I've actually found it quite valuable, and it has ~80% of the words I don't know and need to look up. I mostly read sci-fi/fantasy. I also read non-fiction reference books, but I use Wikipedia more than the dictionary for those.

Quote:
Originally Posted by Uncle Robin View Post
I also started reading up about custom dictionaries to compensate for Kobo's feeble offerings. I never bothered. Just reading the processes involved for creating dictionaries, or using dictutil and the like makes my eyes glaze over.
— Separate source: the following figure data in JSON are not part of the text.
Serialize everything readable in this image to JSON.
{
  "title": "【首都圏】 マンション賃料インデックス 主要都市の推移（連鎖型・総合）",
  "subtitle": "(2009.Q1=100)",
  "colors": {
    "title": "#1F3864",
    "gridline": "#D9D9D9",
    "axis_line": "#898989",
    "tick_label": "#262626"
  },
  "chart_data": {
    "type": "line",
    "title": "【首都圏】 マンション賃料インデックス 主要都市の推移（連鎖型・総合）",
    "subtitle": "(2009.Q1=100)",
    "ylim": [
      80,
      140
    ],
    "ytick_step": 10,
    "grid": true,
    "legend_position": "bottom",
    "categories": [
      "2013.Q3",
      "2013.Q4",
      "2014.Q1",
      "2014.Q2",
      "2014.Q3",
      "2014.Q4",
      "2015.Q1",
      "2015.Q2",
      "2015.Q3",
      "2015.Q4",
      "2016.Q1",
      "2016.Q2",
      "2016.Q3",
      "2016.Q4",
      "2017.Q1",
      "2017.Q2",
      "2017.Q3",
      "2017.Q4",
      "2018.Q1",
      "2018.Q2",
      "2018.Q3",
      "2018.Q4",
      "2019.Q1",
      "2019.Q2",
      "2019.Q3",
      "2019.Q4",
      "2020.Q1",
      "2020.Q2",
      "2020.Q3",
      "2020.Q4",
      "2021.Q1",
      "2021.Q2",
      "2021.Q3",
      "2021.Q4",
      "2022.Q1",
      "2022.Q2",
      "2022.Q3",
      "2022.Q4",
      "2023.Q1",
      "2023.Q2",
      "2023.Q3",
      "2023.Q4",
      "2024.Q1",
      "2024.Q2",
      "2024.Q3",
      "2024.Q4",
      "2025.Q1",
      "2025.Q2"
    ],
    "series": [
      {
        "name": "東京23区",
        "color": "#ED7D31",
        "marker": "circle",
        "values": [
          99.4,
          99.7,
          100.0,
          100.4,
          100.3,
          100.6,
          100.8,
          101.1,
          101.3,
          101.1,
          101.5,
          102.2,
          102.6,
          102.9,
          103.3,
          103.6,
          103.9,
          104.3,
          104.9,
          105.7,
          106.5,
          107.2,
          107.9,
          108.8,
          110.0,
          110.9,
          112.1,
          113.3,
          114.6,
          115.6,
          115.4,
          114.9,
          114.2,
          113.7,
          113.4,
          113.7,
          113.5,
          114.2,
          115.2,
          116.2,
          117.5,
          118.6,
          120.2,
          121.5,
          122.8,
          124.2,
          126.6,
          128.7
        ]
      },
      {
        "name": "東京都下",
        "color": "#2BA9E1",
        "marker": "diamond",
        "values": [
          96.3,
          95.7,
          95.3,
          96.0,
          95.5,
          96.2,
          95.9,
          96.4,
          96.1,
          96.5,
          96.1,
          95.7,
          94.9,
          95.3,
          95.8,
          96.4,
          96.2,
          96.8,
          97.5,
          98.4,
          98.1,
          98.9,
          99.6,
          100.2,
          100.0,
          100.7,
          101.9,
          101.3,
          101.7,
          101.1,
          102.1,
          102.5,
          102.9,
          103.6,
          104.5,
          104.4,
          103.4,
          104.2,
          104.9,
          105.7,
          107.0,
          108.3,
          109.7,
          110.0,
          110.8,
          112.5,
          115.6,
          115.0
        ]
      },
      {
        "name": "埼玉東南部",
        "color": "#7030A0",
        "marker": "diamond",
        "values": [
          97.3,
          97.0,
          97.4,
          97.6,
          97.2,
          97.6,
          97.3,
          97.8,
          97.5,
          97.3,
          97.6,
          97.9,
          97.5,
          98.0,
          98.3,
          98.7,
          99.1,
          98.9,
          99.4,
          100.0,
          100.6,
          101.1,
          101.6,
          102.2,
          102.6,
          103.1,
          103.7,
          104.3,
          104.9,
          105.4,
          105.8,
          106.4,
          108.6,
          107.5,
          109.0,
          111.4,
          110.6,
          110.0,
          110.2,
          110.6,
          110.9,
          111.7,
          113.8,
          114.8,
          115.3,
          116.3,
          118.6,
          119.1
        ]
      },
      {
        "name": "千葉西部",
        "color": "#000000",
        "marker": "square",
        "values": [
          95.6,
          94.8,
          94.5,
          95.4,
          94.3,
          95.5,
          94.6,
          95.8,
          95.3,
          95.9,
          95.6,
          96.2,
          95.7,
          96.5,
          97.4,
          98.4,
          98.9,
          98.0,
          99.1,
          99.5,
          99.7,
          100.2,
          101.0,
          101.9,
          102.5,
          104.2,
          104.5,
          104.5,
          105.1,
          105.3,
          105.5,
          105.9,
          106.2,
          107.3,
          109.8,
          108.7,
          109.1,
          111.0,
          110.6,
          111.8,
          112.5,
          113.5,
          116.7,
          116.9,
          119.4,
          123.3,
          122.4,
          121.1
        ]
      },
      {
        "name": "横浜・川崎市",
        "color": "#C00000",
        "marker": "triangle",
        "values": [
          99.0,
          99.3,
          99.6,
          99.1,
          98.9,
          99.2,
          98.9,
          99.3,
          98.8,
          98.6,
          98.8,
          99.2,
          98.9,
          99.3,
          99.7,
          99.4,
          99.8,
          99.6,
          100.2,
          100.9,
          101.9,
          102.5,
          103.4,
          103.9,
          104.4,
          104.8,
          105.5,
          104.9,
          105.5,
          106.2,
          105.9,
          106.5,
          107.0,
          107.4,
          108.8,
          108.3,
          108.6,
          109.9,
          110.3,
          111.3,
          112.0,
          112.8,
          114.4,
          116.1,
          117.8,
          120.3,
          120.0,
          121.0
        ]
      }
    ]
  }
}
I was also put off by the complexities and subtle breakage of custom dictionaries, which is why I started working on dictutil. Nearly everything there is to know about dictionaries can be found in dictutil and its documentation now. For installing dictionaries, it is now as simple as "dictutil install dicthtml-whatever.zip" (v3 custom-dict support is coming soon). For merging dictionaries, you just do "dictzip-decompile dicthtml-whatever.zip", then use "dictgen whatever.df whatever1.df" to merge them. For creating dictionaries from scratch, you can use the custom .df format, which will deal with all the hard parts for you (and PyGlossary can now output/input .df files).

Quote:
Originally Posted by rtiangha View Post
PyGlossary now makes it super simple to make Kobo dictionaries out of other formats (it even has a GUI!) but it doesn't have v3 support yet. But it seems to be actively developed so it's great (click on Code->Download ZIP rather than the version on the Releases page since the Kobo support in the July version is stale). However, it requires Python to be installed on your system, plus some extra modules installed by pip, so if you're Windows, while there are installation instructions at the bottom for Linux and Mac, it isn't entirely obvious on how to set it up on Windows (basically, after installing Python for Windows, you would open up cmd and type in those pip instructions, minus the sudo).
Yes, PyGlossary now supports Kobo dictionaries based on dictutil. It's still not completely finished yet, and there are still a few bugs left in it. But, in general, it works well now, and it can also output .df files for dictutil to use.